Album Review: Stella Rose – Eyes of Glass

[KRO Records; 2023]

English professor and three time U.S. poet laureate Robert Pinsky is a strong believer in poetry being spoken, not just read. “The medium is the reader’s voice,” he expanded in an interview with BU Today. Stella Rose is a believer of this too, and it emanates from her debut album Eyes of Glass like a mission statement between each line of words and each bar of music. The New York-based singer, poet, and musician sings like she simply needs to spill her words from her mouth.

Take “Faithful”, where she snarls “I’ve become undone loving you” as though it’s both a kiss off and a damning indictment. Soot black guitars darken the track as Rose shrieks into the nighttime void, bringing to mind unravelled and theatrical moments of Chelsea Wolfe. Rose knows the power of a curling consonant. On “Maid For You” she sounds positively lascivious when she unfurls the line “let me clean up after you, babe”, while, over the insistent snare of “Muddled Man”, she decrees “I’m well fed” with a knowing smirk. Even when she’s assembling unrelated words (“Sometimes it can sound really good putting unlikely words next to each other. It creates its own meaning once it’s together”, she has said), she finds interesting ways to play with emphasis and vocal intonation.

Eyes of Glass is a writerly album, which is unsurprising for Rose; in interviews she talks of her bookshelves that are filled with notebooks documenting her life. The album’s lyrics read like both streams-of-consciousness and carefully constructed darts to be aimed at unnamed individuals. But it’s also an explorative and searching album, Rose trying out various outfits to see what fits and what doesn’t. On “Slowdown” she’s siren-like, filling the void aside woozy synths (and evoking Zola Jesus in the process), while on closing track “Angel” she adopts an airier and lighter tone. “Jane” – an ode to the street she grew up on and how individuals change over time – is an inebriated, sepia-toned, and water-stained soul pop number that works as an effective backdrop to Rose’s overcooked posturing. Not everything sticks the landing or makes a strong impression (the jittery and loungey “Clean”, the muddied and overproduced “Pray”), but you have to respect Rose for going for what feels right.

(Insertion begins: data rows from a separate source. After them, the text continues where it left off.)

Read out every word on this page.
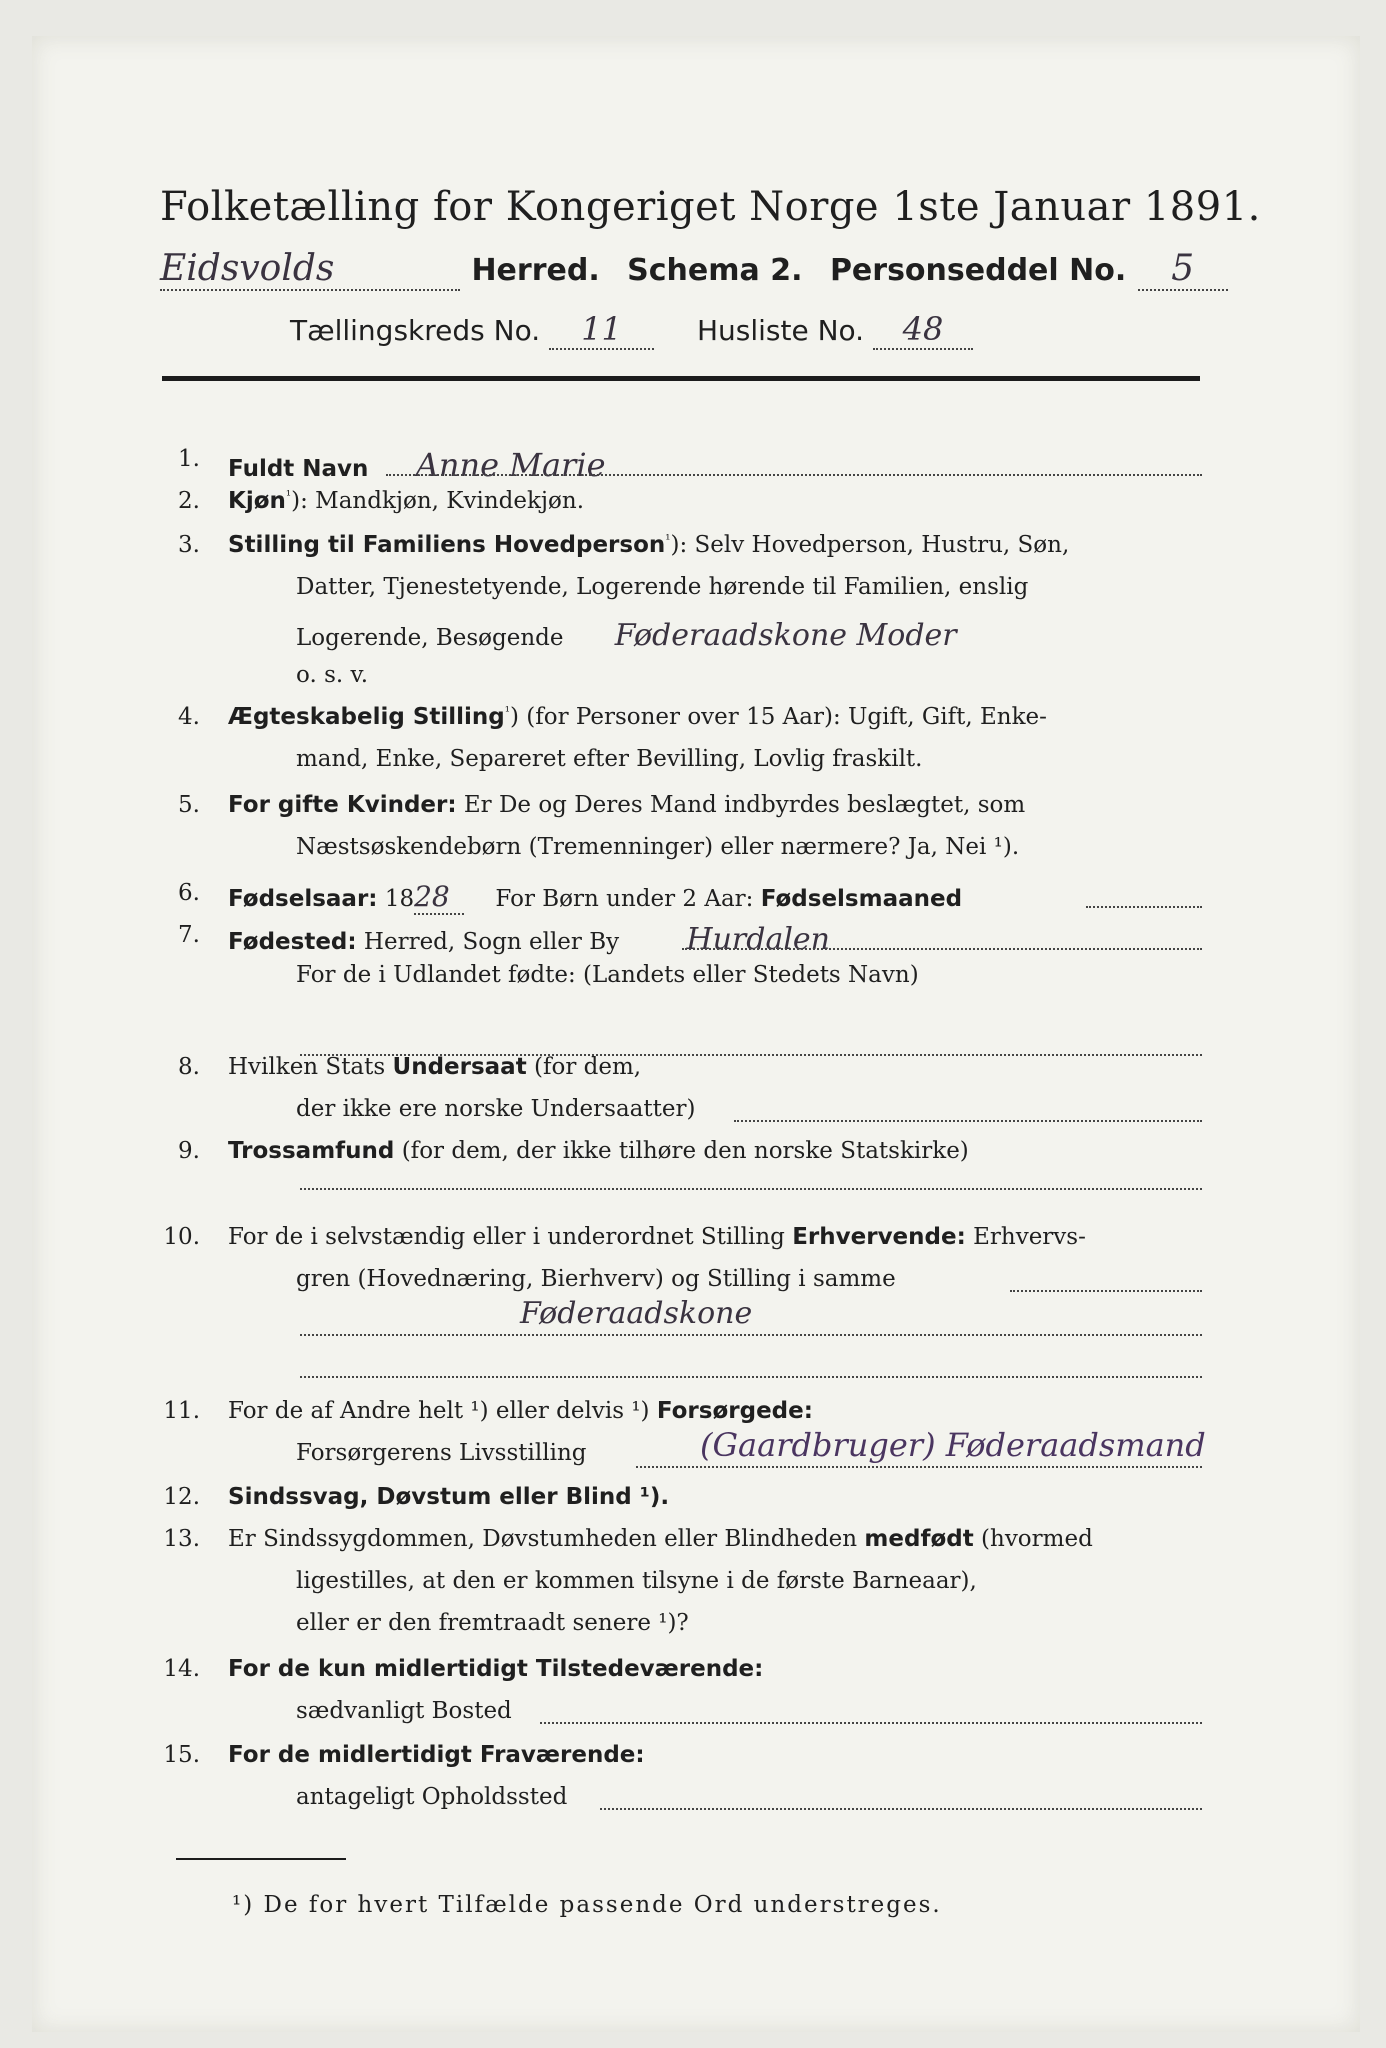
Folketælling for Kongeriget Norge 1ste Januar 1891.
Eidsvolds	Herred. Schema 2. Personseddel No. 5
Tællingskreds No. 11	Husliste No. 48
1. Fuldt Navn Anne Marie
2. Kjøn$^{^1}$): Mandkjøn, Kvindekjøn.
3. Stilling til Familiens Hovedperson$^{^1}$): Selv Hovedperson, Hustru, Søn,
Datter, Tjenestetyende, Logerende hørende til Familien, enslig
Logerende, Besøgende Føderaadskone Moder
o. s. v.
4. Ægteskabelig Stilling$^{^1}$) (for Personer over 15 Aar): Ugift, Gift, Enke-
mand, Enke, Separeret efter Bevilling, Lovlig fraskilt.
5. For gifte Kvinder: Er De og Deres Mand indbyrdes beslægtet, som
Næstsøskendebørn (Tremenninger) eller nærmere? Ja, Nei ¹).
6. Fødselsaar: 1828 For Børn under 2 Aar: Fødselsmaaned
7. Fødested: Herred, Sogn eller By Hurdalen
For de i Udlandet fødte: (Landets eller Stedets Navn)
8. Hvilken Stats Undersaat (for dem,
der ikke ere norske Undersaatter)
9. Trossamfund (for dem, der ikke tilhøre den norske Statskirke)
10. For de i selvstændig eller i underordnet Stilling Erhvervende: Erhvervs-
gren (Hovednæring, Bierhverv) og Stilling i samme
Føderaadskone
11. For de af Andre helt ¹) eller delvis ¹) Forsørgede:
Forsørgerens Livsstilling	(Gaardbruger) Føderaadsmand
12. Sindssvag, Døvstum eller Blind ¹).
13. Er Sindssygdommen, Døvstumheden eller Blindheden medfødt (hvormed
ligestilles, at den er kommen tilsyne i de første Barneaar),
eller er den fremtraadt senere ¹)?
14. For de kun midlertidigt Tilstedeværende:
sædvanligt Bosted
15. For de midlertidigt Fraværende:
antageligt Opholdssted
¹) De for hvert Tilfælde passende Ord understreges.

Detailing her writing and recording process in an interview with American Songwriter, one answer about how meaning changes over time rings particularly true when listening through to Eyes of Glass. “It’s kind of beautiful and also a relief that you don’t have to remain in that one place where you initially wrote it,” Rose explains. It’s a productive attitude to have to making art, but also what feels like the main issue with the music here. While the gothic haze of “Faithful” or the delicately menacing prepared piano of “Maid For You” are well matched to their lyrics, it can still feel very apparent that there was a couple of years between the words being written and the studio sessions with Rose and her band. 

To its benefit, Eyes of Glass has a rawness to it that certainly helps Rose’s delivery shine (while also showing her range, which takes influence from contemporaries like PJ Harvey and Patti Smith to jazz musicians she grew up listening to, such as Nina Simone and Billie Holiday). Rose sings like these tracks have been pent up inside her for too long, and she’s both exploring the corners of each line and the possibilities of what her voice can do. Sometimes it’s overdone and overwrought, but it’s an album that needed to be said out loud for Rose’s own sake. After all, this is poetry, which needs to be spoken.